Part 1
考官
Are there any rules for students at your school?
考生
No, my school doesn't have any rules. I think this is because my school is putting importance on students freedom and I think my school wants students to be able to think flexibly by by themselves.
考官
Do you think students would benefit more from more rules?
考生
I don't think so. This is because by having many rules, students tend to hate rules, and they try to. Not follow the rules, and I think the ability to think by themselves is really important.
考官
Do you have a teacher who does his or her job very well?
考生
Yes, my English teacher, I think he does his job very well. This is because my English teacher is really nice to everybody and is really encouraging. Even when students make a mistake, he encourages students and he pushes them forward.
Are there any rules for students at your school?
分數: 75.0建議: 回答は質問に直接答えていますが、文法の誤りや繰り返し("by by")があり、表現がやや不自然です。より自然で効果的な英語表現を使い、冗長さを避けることが必要です。例えば、"students' freedom"の所有格の使い方や、"think flexibly on their own"の表現を改善しましょう。
範例: No, my school doesn't have any strict rules because it values students' freedom and encourages them to think independently.
Do you think students would benefit more from more rules?

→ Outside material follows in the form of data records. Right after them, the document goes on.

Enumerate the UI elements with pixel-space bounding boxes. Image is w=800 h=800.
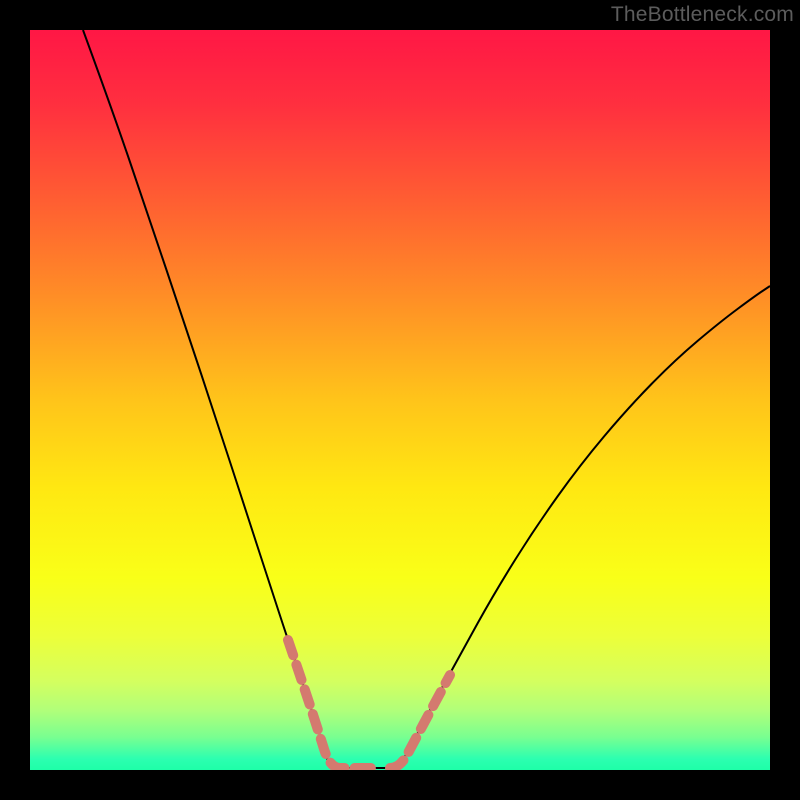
gradient-background	[30, 30, 770, 770]
watermark-text: TheBottleneck.com	[611, 3, 794, 27]
plot-area	[30, 30, 770, 770]
gradient-plot-svg	[30, 30, 770, 770]
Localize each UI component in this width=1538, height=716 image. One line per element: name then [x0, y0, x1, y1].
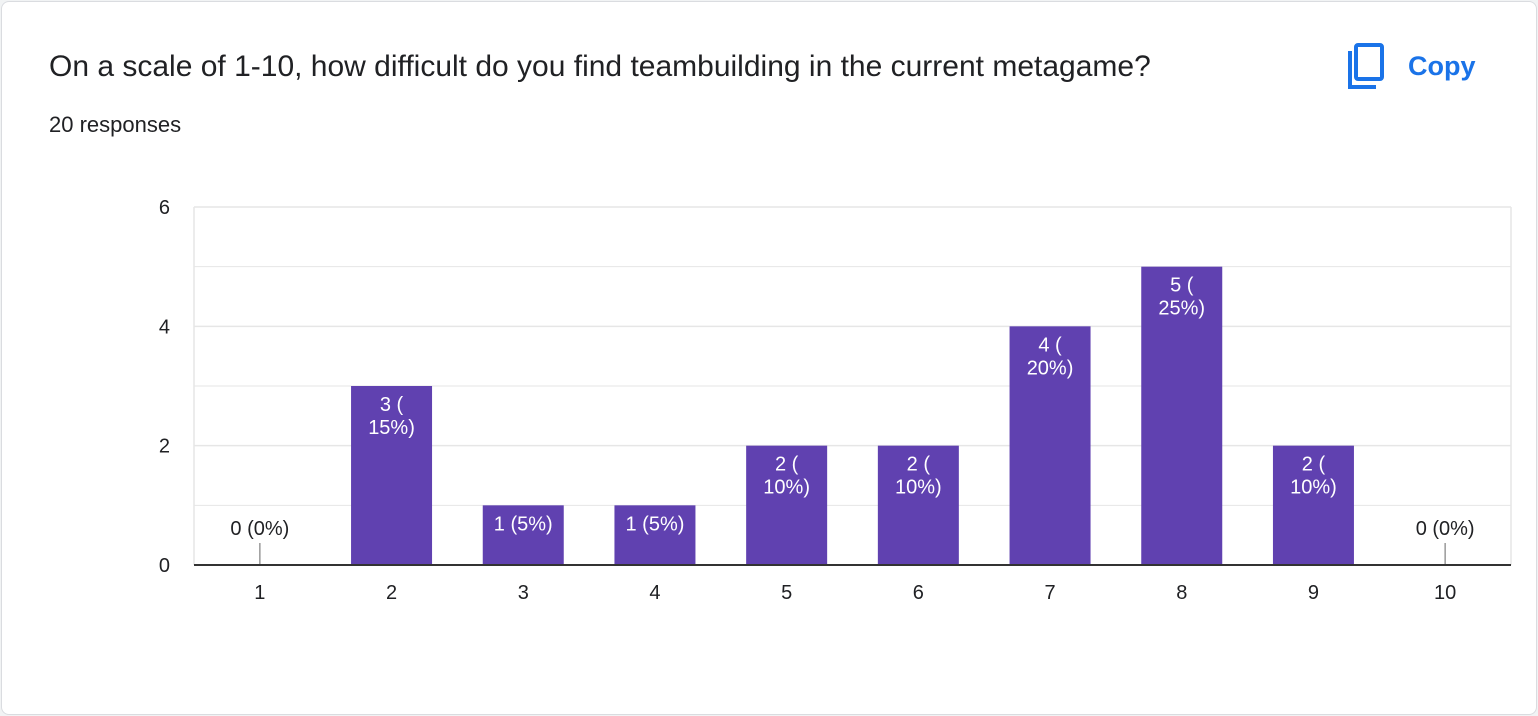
bar — [1009, 326, 1091, 565]
x-tick-label: 8 — [1176, 582, 1187, 604]
x-tick-label: 5 — [781, 582, 792, 604]
bar-data-label: 20%) — [1027, 357, 1074, 379]
bar-data-label: 0 (0%) — [1416, 518, 1475, 540]
bar — [746, 445, 828, 565]
bar — [482, 505, 564, 565]
y-tick-label: 0 — [159, 555, 170, 577]
bar-data-label: 4 ( — [1038, 334, 1062, 356]
bar-data-label: 5 ( — [1170, 275, 1194, 297]
bar-data-label: 0 (0%) — [230, 518, 289, 540]
bar — [1141, 266, 1223, 565]
chart-data-labels: 0 (0%)3 (15%)1 (5%) 1 (5%)2 (10%)2 (10%)4… — [230, 275, 1474, 540]
bar-data-label: 15%) — [368, 417, 415, 439]
x-tick-label: 4 — [649, 582, 660, 604]
y-tick-label: 4 — [159, 316, 170, 338]
y-axis-ticks: 0 2 4 6 — [159, 197, 170, 577]
x-tick-label: 10 — [1434, 582, 1456, 604]
bar-data-label: 10%) — [1290, 477, 1337, 499]
bar — [1272, 445, 1354, 565]
y-tick-label: 6 — [159, 197, 170, 219]
bar-data-label: 10%) — [895, 477, 942, 499]
copy-button[interactable]: Copy — [1342, 38, 1502, 94]
bar — [614, 505, 696, 565]
bar-data-label: 2 ( — [775, 454, 799, 476]
bar-data-label: 3 ( — [380, 394, 404, 416]
x-tick-label: 1 — [254, 582, 265, 604]
bar-data-label: 1 (5%) — [494, 513, 553, 535]
bar-data-label: 2 ( — [1302, 454, 1326, 476]
x-tick-label: 3 — [518, 582, 529, 604]
x-tick-label: 7 — [1044, 582, 1055, 604]
x-tick-label: 9 — [1308, 582, 1319, 604]
bar-data-label: 2 ( — [907, 454, 931, 476]
bar-data-label: 1 (5%) — [625, 513, 684, 535]
chart-bars — [259, 266, 1446, 565]
bar — [351, 386, 433, 565]
bar — [877, 445, 959, 565]
x-tick-label: 6 — [913, 582, 924, 604]
copy-label: Copy — [1408, 50, 1476, 81]
copy-icon — [1342, 41, 1386, 91]
y-tick-label: 2 — [159, 436, 170, 458]
x-axis-ticks: 1 2 3 4 5 6 7 8 9 10 — [194, 564, 1511, 604]
bar-data-label: 25%) — [1158, 298, 1205, 320]
x-tick-label: 2 — [386, 582, 397, 604]
response-count: 20 responses — [49, 112, 182, 137]
question-title: On a scale of 1-10, how difficult do you… — [49, 50, 1151, 83]
bar-data-label: 10%) — [763, 477, 810, 499]
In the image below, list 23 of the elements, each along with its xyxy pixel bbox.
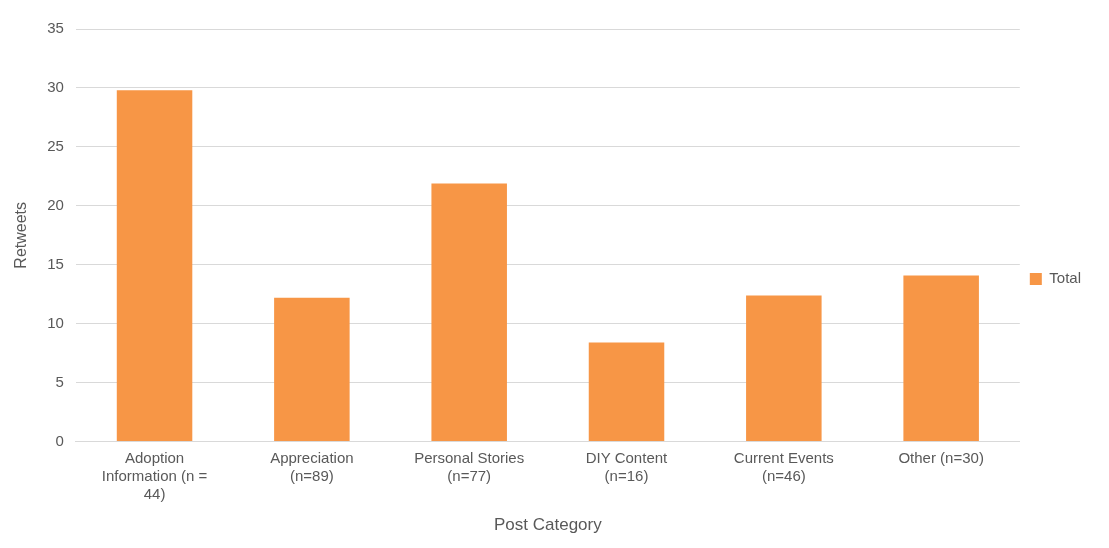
bar [903,275,979,442]
bar [588,342,665,442]
x-tick-label: Adoption Information (n = 44) [101,448,208,502]
y-tick-label: 20 [47,195,64,213]
bar [274,297,350,442]
x-axis-title: Post Category [493,515,603,535]
bar [116,90,193,442]
y-tick-label: 15 [47,254,64,272]
bar [746,295,822,442]
x-tick-label: DIY Content (n=16) [585,448,669,484]
y-tick-label: 5 [55,372,64,390]
x-tick-label: Personal Stories (n=77) [414,448,525,484]
x-tick-label: Appreciation (n=89) [270,448,354,484]
legend-label: Total [1049,269,1081,287]
y-axis-title: Retweets [12,201,30,269]
y-tick-label: 0 [55,431,64,449]
y-tick-label: 35 [47,19,64,37]
y-tick-label: 10 [47,313,64,331]
y-tick-label: 25 [47,137,64,155]
y-tick-label: 30 [47,78,64,96]
x-tick-label: Current Events (n=46) [733,448,834,484]
x-tick-label: Other (n=30) [898,448,984,466]
bar [431,183,507,442]
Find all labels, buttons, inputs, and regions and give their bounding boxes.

分數: 70.0建議: 回答は意見を述べていますが、文の構造が不自然で、句読点の使い方も改善が必要です。"try to. Not follow the rules"の部分は文法的に誤りで、より流暢な表現に直すべきです。接続詞を使って論理的に繋げ、明確な理由を示しましょう。

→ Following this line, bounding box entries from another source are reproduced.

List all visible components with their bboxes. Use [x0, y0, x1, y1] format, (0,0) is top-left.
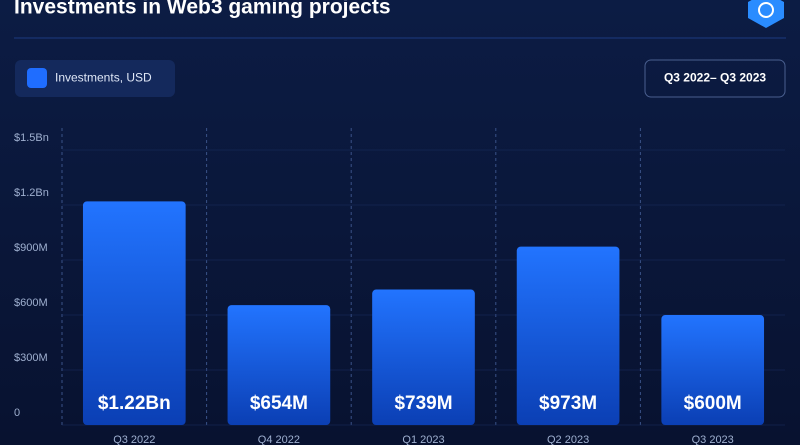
x-tick-label: Q4 2022 — [258, 434, 300, 445]
y-tick-label: $300M — [14, 352, 48, 364]
period-box — [644, 59, 786, 98]
y-tick-label: $900M — [14, 242, 48, 254]
x-tick-label: Q2 2023 — [547, 434, 589, 445]
bar — [661, 315, 765, 425]
logo — [748, 0, 784, 28]
x-tick-label: Q3 2022 — [113, 434, 155, 445]
x-tick-label: Q1 2023 — [402, 434, 444, 445]
legend-label: Investments, USD — [55, 71, 152, 85]
bar — [82, 201, 186, 425]
value-label: $1.22Bn — [98, 393, 171, 414]
value-label: $973M — [539, 393, 597, 414]
y-tick-label: $1.2Bn — [14, 187, 49, 199]
y-tick-label: 0 — [14, 407, 20, 419]
x-tick-label: Q3 2023 — [692, 434, 734, 445]
bar — [372, 289, 475, 425]
period-label: Q3 2022– Q3 2023 — [664, 71, 766, 85]
chart-title: Investments in Web3 gaming projects — [14, 0, 391, 19]
bar — [516, 246, 620, 425]
value-label: $600M — [684, 393, 742, 414]
legend-box — [15, 60, 175, 97]
y-tick-label: $600M — [14, 297, 48, 309]
value-label: $654M — [250, 393, 308, 414]
y-tick-label: $1.5Bn — [14, 132, 49, 144]
legend-swatch — [27, 68, 47, 88]
bar — [227, 305, 331, 425]
value-label: $739M — [394, 393, 452, 414]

範例: I don't think so because having too many rules can make students dislike them and try to break them. I believe it's more important for students to develop independent thinking skills.
Do you have a teacher who does his or her job very well?
分數: 80.0建議: 回答は内容が具体的で良いですが、繰り返しが多く、文のつながりがやや単調です。"my English teacher"の繰り返しを避け、接続詞を使って文を滑らかに繋げるとより自然になります。
範例: Yes, my English teacher does his job very well because he is kind and encouraging to everyone. Even when students make mistakes, he motivates them to keep improving.
× I think this is because my school is putting importance on students freedom and I think my school wants students to be able to think flexibly by by themselves.
✓ I think this is because my school is putting importance on students' freedom and I think my school wants students to be able to think flexibly by themselves.
The phrase 'putting importance on' is incorrect; the correct preposition is 'putting importance on' but the possessive form 'students freedom' should be 'students' freedom' to show possession. Also, the repeated word 'by' is a typographical error and should be corrected to a single 'by themselves'.
× This is because by having many rules, students tend to hate rules, and they try to. Not follow the rules, and I think the ability to think by themselves is really important.
✓ This is because by having many rules, students tend to hate rules, and they try not to follow the rules, and I think the ability to think by themselves is really important.
The sentence incorrectly splits 'try to not follow' into 'try to. Not follow', which is a punctuation and sentence structure error. The phrase should be 'try not to follow' without a period. Also, 'think by themselves' is acceptable but 'think for themselves' is more natural; however, since it is not in the problem list, it is left unchanged.